Business casual attire can mean many things to different people depending upon age and other demographics. We advise them specifically on whether business casual will mean wool dress slacks and or cotton khaki pants for men and what that means for women as well.

In terms of formal business attire for men, this typically means navy or gray suits. Darker shades provide a more authoritative image. Earth tones are too relaxed, and solid black can give the appearance of being over-dressed. For shirts, white is always a good, solid choice. Ties should be in muted colors with conservative patterns. We recommend that shoes be dark leather, and socks should be dark as well. The color of the belt and pattern of the leather should relate to those of the shoes, and jewelry should be kept to a minimum: watch, ring, and cuff links if necessary.
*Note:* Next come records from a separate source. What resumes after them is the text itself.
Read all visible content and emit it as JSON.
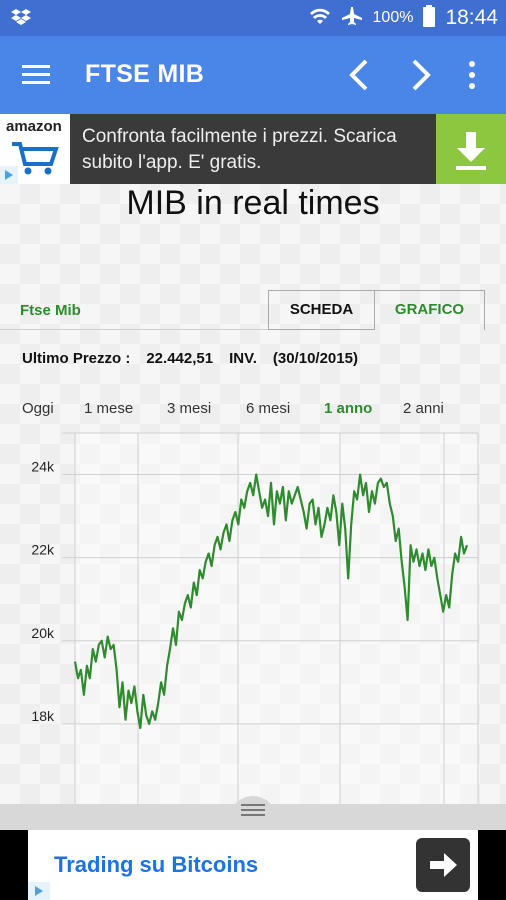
{
  "status": {
    "battery": "100%",
    "time": "18:44"
  },
  "appbar": {
    "title": "FTSE MIB"
  },
  "ad_top": {
    "brand": "amazon",
    "text": "Confronta facilmente i prezzi. Scarica subito l'app. E' gratis."
  },
  "page": {
    "heading": "MIB in real times",
    "section": "Ftse Mib",
    "tabs": {
      "scheda": "SCHEDA",
      "grafico": "GRAFICO"
    },
    "price": {
      "label": "Ultimo Prezzo :",
      "value": "22.442,51",
      "status": "INV.",
      "date": "(30/10/2015)"
    },
    "ranges": [
      "Oggi",
      "1 mese",
      "3 mesi",
      "6 mesi",
      "1 anno",
      "2 anni"
    ],
    "active_range": "1 anno"
  },
  "chart_data": {
    "type": "line",
    "color": "#2e8b2e",
    "ylim": [
      16000,
      25000
    ],
    "yticks": [
      18000,
      20000,
      22000,
      24000
    ],
    "ytick_labels": [
      "18k",
      "20k",
      "22k",
      "24k"
    ],
    "series": [
      {
        "values": [
          19500,
          19100,
          19300,
          18700,
          19400,
          19100,
          19800,
          19500,
          19900,
          20000,
          19600,
          20100,
          19800,
          19900,
          19300,
          18400,
          19000,
          18100,
          18800,
          18500,
          18900,
          18300,
          17900,
          18700,
          18200,
          18000,
          18300,
          18100,
          18500,
          19000,
          18700,
          19400,
          19800,
          20300,
          19900,
          20700,
          20500,
          20900,
          21100,
          20800,
          21400,
          21100,
          21700,
          21500,
          21900,
          22100,
          21800,
          22300,
          22500,
          22200,
          22600,
          22800,
          22400,
          22900,
          23100,
          22800,
          23400,
          23200,
          23600,
          23800,
          23500,
          24000,
          23600,
          23200,
          23400,
          23000,
          23800,
          22800,
          23600,
          23300,
          23700,
          22900,
          23600,
          23300,
          23500,
          23700,
          23400,
          23100,
          22700,
          23300,
          23400,
          22800,
          23200,
          22500,
          22800,
          23200,
          22900,
          23500,
          23100,
          22300,
          23300,
          22700,
          21500,
          22800,
          23600,
          23400,
          24000,
          23500,
          23800,
          23100,
          23600,
          23300,
          23800,
          23900,
          23700,
          23800,
          23300,
          23000,
          22400,
          22700,
          21900,
          21300,
          20500,
          22300,
          21900,
          22200,
          21800,
          22100,
          21700,
          22200,
          21800,
          22000,
          21500,
          21100,
          20700,
          21100,
          20800,
          21600,
          22100,
          21900,
          22500,
          22100,
          22300
        ]
      }
    ]
  }
}
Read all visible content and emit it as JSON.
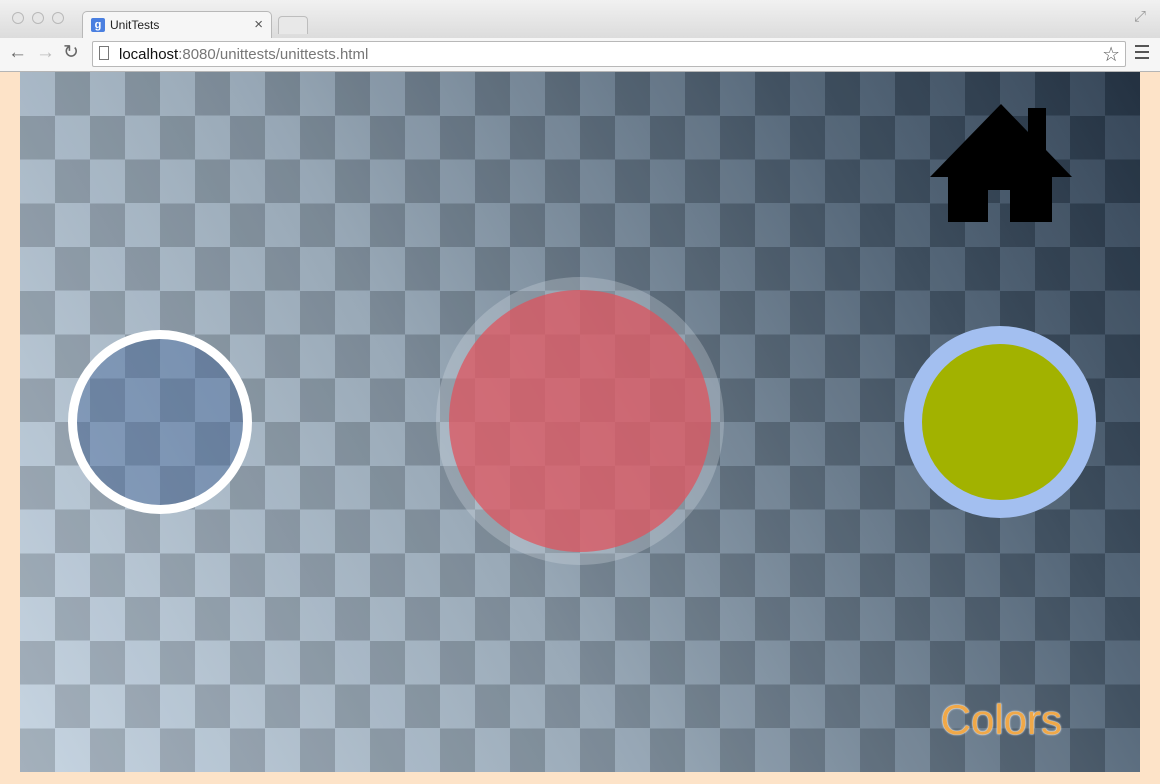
{
  "browser": {
    "tab_title": "UnitTests",
    "tab_close": "×",
    "favicon_letter": "g",
    "url_host": "localhost",
    "url_rest": ":8080/unittests/unittests.html",
    "nav": {
      "back": "←",
      "forward": "→",
      "reload": "↻"
    },
    "star": "☆",
    "fullscreen": "⤢"
  },
  "page": {
    "home_icon": "home-icon",
    "colors_label": "Colors",
    "circles": [
      {
        "name": "blue-circle",
        "fill": "#5b7699",
        "ring": "#ffffff"
      },
      {
        "name": "red-circle",
        "fill": "#c55f67",
        "ring": "#c8ced8"
      },
      {
        "name": "green-circle",
        "fill": "#a2b200",
        "ring": "#a3bff0"
      }
    ],
    "colors": {
      "page_background": "#fde3c8",
      "house": "#000000",
      "label": "#f0a848"
    }
  }
}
Rosa Icela Villarreal of our firm advises that matching suits are the most authoritative form of formal business attire for women. She says that these can be skirt suits or pant suits. The hemline should go no higher than just above the knee. No denim. No hippie skirts. Best bet blouses include softly draped or tailored blouses. Avoid low scoop necklines, strapless, sheer fabrics, puffy sleeves, ruffles, oversize prints, and bright colors. I recommend closed toed shoes, though peep-toes and sling backs are ok. They should be in dark colors as well. Jewelry shouldn’t be overdone, but there’s more room here than there is for men. Bracelets are ok, but nothing noisy. A cuff bracelet can work nicely. A simple necklace or small earrings are ok as long as they’re not distracting.

Both men and women should use cologne and perfume discretely. Too much of either is considered offensive.
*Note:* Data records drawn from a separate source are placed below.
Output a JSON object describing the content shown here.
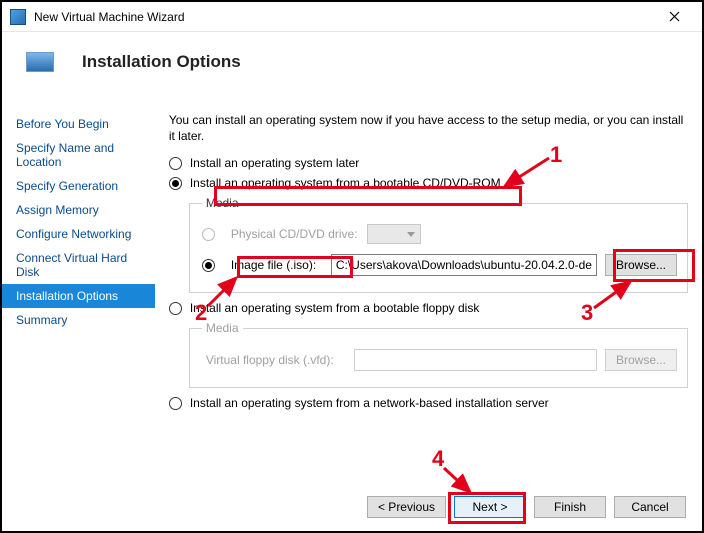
{
  "titlebar": {
    "title": "New Virtual Machine Wizard"
  },
  "header": {
    "title": "Installation Options"
  },
  "sidebar": {
    "items": [
      {
        "label": "Before You Begin"
      },
      {
        "label": "Specify Name and Location"
      },
      {
        "label": "Specify Generation"
      },
      {
        "label": "Assign Memory"
      },
      {
        "label": "Configure Networking"
      },
      {
        "label": "Connect Virtual Hard Disk"
      },
      {
        "label": "Installation Options"
      },
      {
        "label": "Summary"
      }
    ]
  },
  "content": {
    "intro": "You can install an operating system now if you have access to the setup media, or you can install it later.",
    "opt_later": "Install an operating system later",
    "opt_cd": "Install an operating system from a bootable CD/DVD-ROM",
    "media1_legend": "Media",
    "physical_label": "Physical CD/DVD drive:",
    "image_label": "Image file (.iso):",
    "image_path": "C:\\Users\\akova\\Downloads\\ubuntu-20.04.2.0-de",
    "browse1": "Browse...",
    "opt_floppy": "Install an operating system from a bootable floppy disk",
    "media2_legend": "Media",
    "vfd_label": "Virtual floppy disk (.vfd):",
    "browse2": "Browse...",
    "opt_network": "Install an operating system from a network-based installation server"
  },
  "footer": {
    "previous": "< Previous",
    "next": "Next >",
    "finish": "Finish",
    "cancel": "Cancel"
  },
  "annotations": {
    "l1": "1",
    "l2": "2",
    "l3": "3",
    "l4": "4"
  }
}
What if candidates are unable to determine what the proper dress code is?

Our rule is that if in doubt, always wear formal business attire. Suit and tie for men and business suit for women. We would prefer our candidates to err on the side of being slightly overdressed than being underdressed.

Do you have any further tips for dressing the part for interviews?

I have found that Nordstroms provides both the best trained sales people and the highest quality apparel. Their sales reps are very well accustomed to helping with selecting the proper apparel but also in ensuring that it is tailored to properly fit. For those that may find Nordstroms to be a bit pricey, I would suggest Men’s Wearhouse, Jos. A. Banks, or Macy’s, and I would reiterate this is far from an all-inclusive list of resources. Men’s Wearhouse has some great resources through their website that could assist men with becoming better informed before visiting a store.